I have avoided Santa Maria as I would the plague for the past three months, refusing to have any part in the Michael Jackson circus that repackaged human suffering into entertainment. Instead I was putting the dustbins outside my house in Washington at about 5.30pm on Monday when - unusually - a group of eight or so black schoolchildren went past me, whooping and shouting like Arsenal supporters parading through Highbury after a victory.
A few minutes later a member of my household reported that spirits were high among adults in a black area of Washington where he had been working. They must have heard of the Jackson acquittal minutes earlier. The two experiences revealed to me how differently the trial was perceived by whites and blacks, and how the United States is still split by racial divisions to a degree that few comprehend.
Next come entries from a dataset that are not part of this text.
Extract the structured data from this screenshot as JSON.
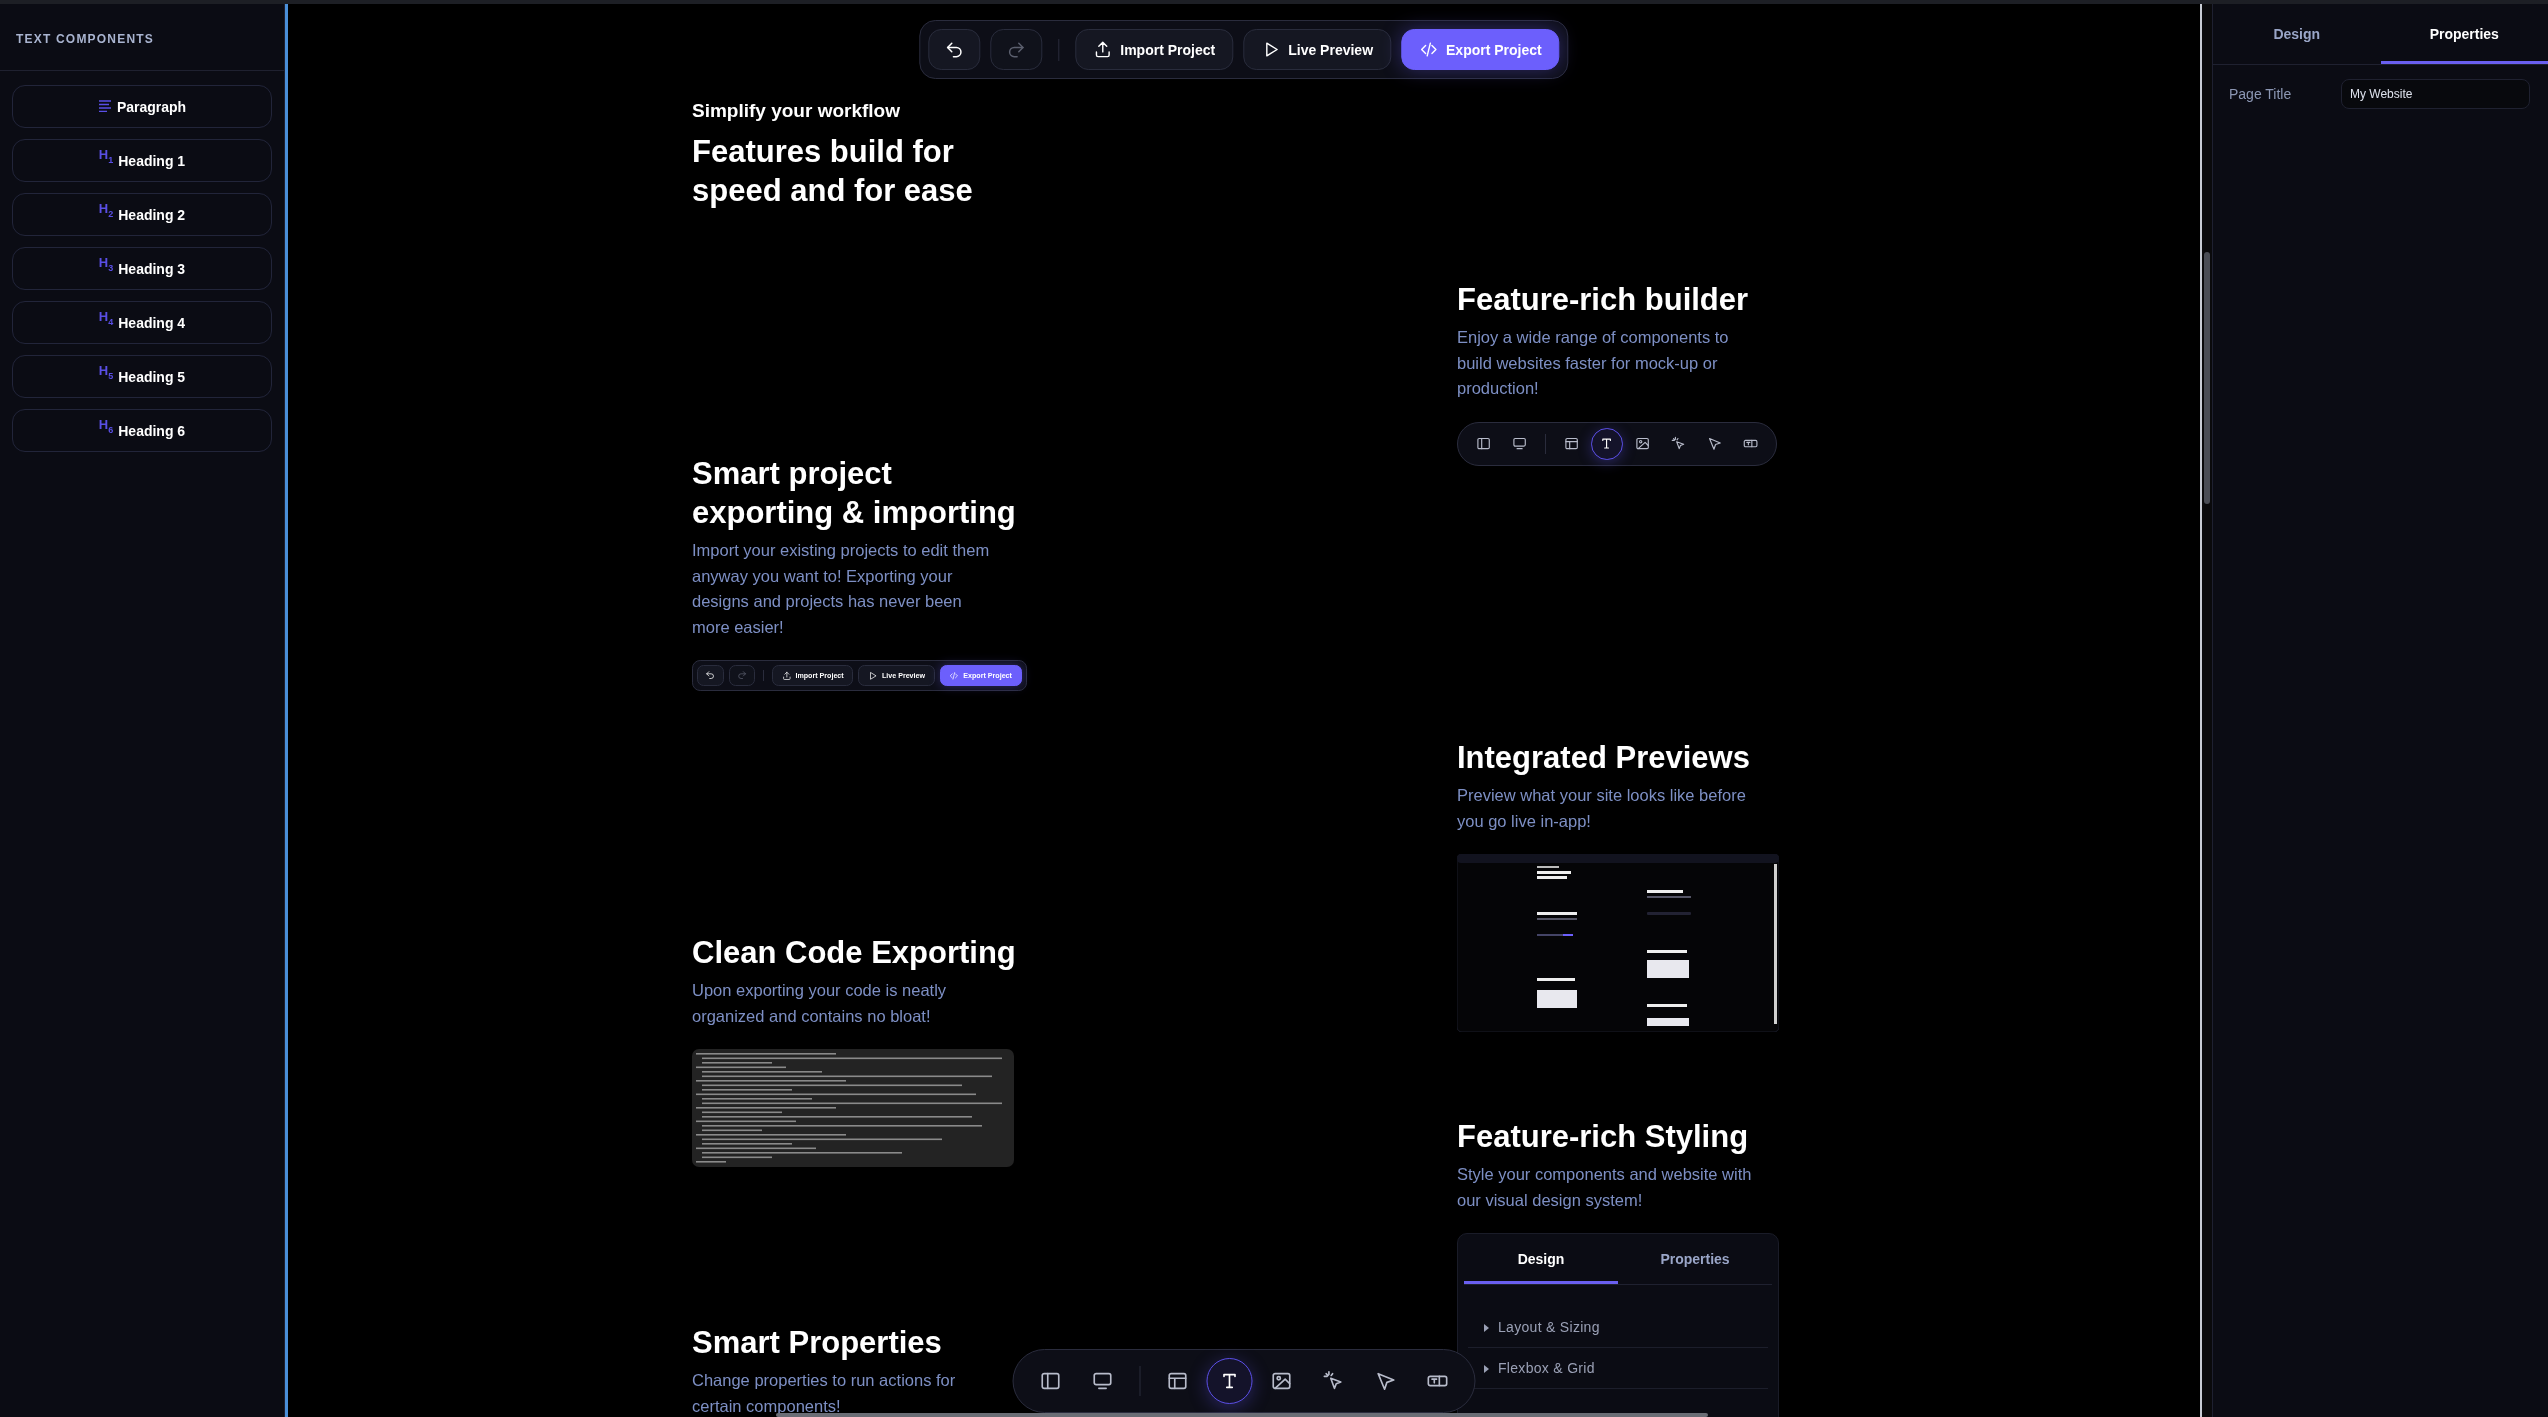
{
  "sidebar": {
    "title": "TEXT COMPONENTS",
    "items": [
      {
        "kind": "paragraph",
        "label": "Paragraph"
      },
      {
        "kind": "heading",
        "icon": "H$_{1}$",
        "label": "Heading 1"
      },
      {
        "kind": "heading",
        "icon": "H$_{2}$",
        "label": "Heading 2"
      },
      {
        "kind": "heading",
        "icon": "H$_{3}$",
        "label": "Heading 3"
      },
      {
        "kind": "heading",
        "icon": "H$_{4}$",
        "label": "Heading 4"
      },
      {
        "kind": "heading",
        "icon": "H$_{5}$",
        "label": "Heading 5"
      },
      {
        "kind": "heading",
        "icon": "H$_{6}$",
        "label": "Heading 6"
      }
    ]
  },
  "toolbar": {
    "history": [
      {
        "kind": "undo",
        "disabled": false
      },
      {
        "kind": "redo",
        "disabled": true
      }
    ],
    "buttons": [
      {
        "kind": "import",
        "label": "Import Project",
        "primary": false
      },
      {
        "kind": "preview",
        "label": "Live Preview",
        "primary": false
      },
      {
        "kind": "export",
        "label": "Export Project",
        "primary": true
      }
    ]
  },
  "canvas": {
    "intro": {
      "eyebrow": "Simplify your workflow",
      "heading": "Features build for speed and for ease"
    },
    "left_column": [
      {
        "heading": "Smart project exporting & importing",
        "text": "Import your existing projects to edit them anyway you want to! Exporting your designs and projects has never been more easier!",
        "media": {
          "kind": "toolbar",
          "history": [
            {
              "kind": "undo",
              "disabled": false
            },
            {
              "kind": "redo",
              "disabled": true
            }
          ],
          "buttons": [
            {
              "kind": "import",
              "label": "Import Project",
              "primary": false
            },
            {
              "kind": "preview",
              "label": "Live Preview",
              "primary": false
            },
            {
              "kind": "export",
              "label": "Export Project",
              "primary": true
            }
          ]
        }
      },
      {
        "heading": "Clean Code Exporting",
        "text": "Upon exporting your code is neatly organized and contains no bloat!",
        "media": {
          "kind": "code"
        }
      },
      {
        "heading": "Smart Properties",
        "text": "Change properties to run actions for certain components!"
      }
    ],
    "right_column": [
      {
        "heading": "Feature-rich builder",
        "text": "Enjoy a wide range of components to build websites faster for mock-up or production!",
        "media": {
          "kind": "tools",
          "tool_groups": [
            [
              {
                "kind": "sidebar",
                "selected": false
              },
              {
                "kind": "monitor",
                "selected": false
              }
            ],
            [
              {
                "kind": "layout",
                "selected": false
              },
              {
                "kind": "text",
                "selected": true
              },
              {
                "kind": "image",
                "selected": false
              },
              {
                "kind": "click",
                "selected": false
              },
              {
                "kind": "pointer",
                "selected": false
              },
              {
                "kind": "textbox",
                "selected": false
              }
            ]
          ]
        }
      },
      {
        "heading": "Integrated Previews",
        "text": "Preview what your site looks like before you go live in-app!",
        "media": {
          "kind": "preview"
        }
      },
      {
        "heading": "Feature-rich Styling",
        "text": "Style your components and website with our visual design system!",
        "media": {
          "kind": "style-panel",
          "tabs": [
            {
              "label": "Design",
              "selected": true
            },
            {
              "label": "Properties",
              "selected": false
            }
          ],
          "sections": [
            {
              "label": "Layout & Sizing",
              "expanded": false
            },
            {
              "label": "Flexbox & Grid",
              "expanded": false
            }
          ]
        }
      }
    ]
  },
  "tool_dock": {
    "tool_groups": [
      [
        {
          "kind": "sidebar",
          "selected": false
        },
        {
          "kind": "monitor",
          "selected": false
        }
      ],
      [
        {
          "kind": "layout",
          "selected": false
        },
        {
          "kind": "text",
          "selected": true
        },
        {
          "kind": "image",
          "selected": false
        },
        {
          "kind": "click",
          "selected": false
        },
        {
          "kind": "pointer",
          "selected": false
        },
        {
          "kind": "textbox",
          "selected": false
        }
      ]
    ]
  },
  "inspector": {
    "tabs": [
      {
        "label": "Design",
        "selected": false
      },
      {
        "label": "Properties",
        "selected": true
      }
    ],
    "fields": [
      {
        "label": "Page Title",
        "value": "My Website"
      }
    ]
  }
}
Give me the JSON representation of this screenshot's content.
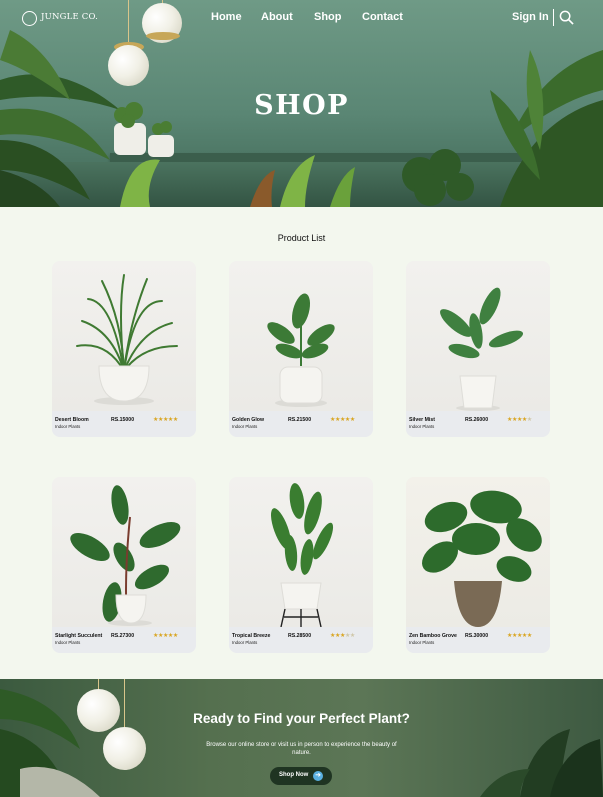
{
  "header": {
    "brand": "JUNGLE CO.",
    "logo_icon": "leaf-logo-icon",
    "nav": [
      {
        "label": "Home"
      },
      {
        "label": "About"
      },
      {
        "label": "Shop"
      },
      {
        "label": "Contact"
      }
    ],
    "sign_in": "Sign In",
    "search_icon": "search-icon"
  },
  "hero": {
    "title": "SHOP"
  },
  "products": {
    "title": "Product List",
    "items": [
      {
        "name": "Desert Bloom",
        "category": "Indoor Plants",
        "price": "RS.15000",
        "rating": 5
      },
      {
        "name": "Golden Glow",
        "category": "Indoor Plants",
        "price": "RS.21500",
        "rating": 5
      },
      {
        "name": "Silver Mist",
        "category": "Indoor Plants",
        "price": "RS.26000",
        "rating": 4
      },
      {
        "name": "Starlight Succulent",
        "category": "Indoor Plants",
        "price": "RS.27300",
        "rating": 5
      },
      {
        "name": "Tropical Breeze",
        "category": "Indoor Plants",
        "price": "RS.28500",
        "rating": 3
      },
      {
        "name": "Zen Bamboo Grove",
        "category": "Indoor Plants",
        "price": "RS.30000",
        "rating": 5
      }
    ]
  },
  "cta": {
    "title": "Ready to Find your Perfect Plant?",
    "subtitle": "Browse our online store or visit us in person to experience the beauty of nature.",
    "button": "Shop Now",
    "button_icon": "arrow-right-icon"
  },
  "colors": {
    "page_bg": "#f3f7ee",
    "hero_green": "#5a8674",
    "cta_button": "#1f3422",
    "star": "#d9a521"
  }
}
Even an international entertainer who has deliberately turned himself into someone of indeterminate race remains, as a result, a divisive figure in white and black America. To blacks he remains symbolic of an underclass that has been oppressed by police, courts and juries throughout American history - something that continues today. If you think I am exaggerating, let me draw your attention to three vastly less-publicised cases in American courts and a vote in the Senate that happened on the same day that the Jackson verdict was announced.
First, the Supreme Court in Washington ruled by a 6-3 majority that "the very integrity of the courts is jeopardised" by the process of illegally excluding blacks from juries. This happened in the trial of Thomas Miller-El, a black man sentenced to death in Texas for the murder of a white Holiday Inn clerk; the majority opinion said it "blinks reality" that prosecutors in his trial struck out ten of 11 potential black jurors for any reason other than race. Because these prosecutors deliberately excluded blacks, there was only one black juror in the trial. Miller-El escaped death. Still, since 2002 Texas - with 7.6 per cent of the nation's population - has carried out 42 per cent of its executions, a disproportionate number of them black. Across the US, the population of death row is 41.8 per cent black and 45.6 white, even though blacks make up roughly 12 per cent of the population. That same day, the Supreme Court made a related ruling about another improperly conducted murder trial of a black defendant, this time in California. A black man named Jay Johnson was convicted by an all-white jury of murdering his white girlfriend's daughter; three blacks had been excluded from the jury by prosecutors, and the Supreme Court ruled that state law made it too difficult for defendants to show that this type of practice was because of racial discrimination.
A thousand miles south of Washington, a court was gathering for jury selection in a third trial - this one in Mississippi, of an 80-year-old white man named Edgar Ray Killen, charged with the Ku Klux Klan murders of three civil rights activists, one black and two white, in 1964. Killen was among 18 charged in 1967 with violating the civil rights of the slain men; an all-white jury acquitted him despite being told that Killen had masterminded the killings. The three were originally arrested for speeding by a policeman who was a KKK member. He kept them imprisoned until a mob could gather.
Back here in Washington, on this same busy day, two hundred people met for a lunch at the US Senate to remember friends and relatives who had been lynched. They included a 91-year-old black man called James Cameron, whose life was miraculously spared as a 16-year-old in 1930, after an all-white mob that had already hanged two of his friends from a tree - supposedly because the youths had murdered a white man and raped a white woman. Cameron had a rope put round his neck too, and why he escaped death has never been clear.
You do not have to be middle-aged to remember such outrages. On Monday the Senate apologised for 4,742 lynchings, though we can assume that vastly more were not recorded. The two senators from the state whose mobs committed most - stand up again, Mississippi - did not attend, one of them being Trent Lott, leader of the Republicans in the Senate until the end of 2002. So if all these events one hot afternoon in 2005 sound like belated recognitions of racial injustices long past, I have to report that the reality is more complicated. Indeed, a Gallup poll after the Jackson acquittal found "a major racial divide" over the verdict - after a trial in which the prosecutors had still been able to see to it that Jackson was tried in an overwhelmingly white, middle-class area and that not one single black person sat on the jury.
That is what made the Jackson verdict all the more startling, and why those black kids outside my house were so keen to express their jubilation in a white and very privileged enclave of the nation's capital.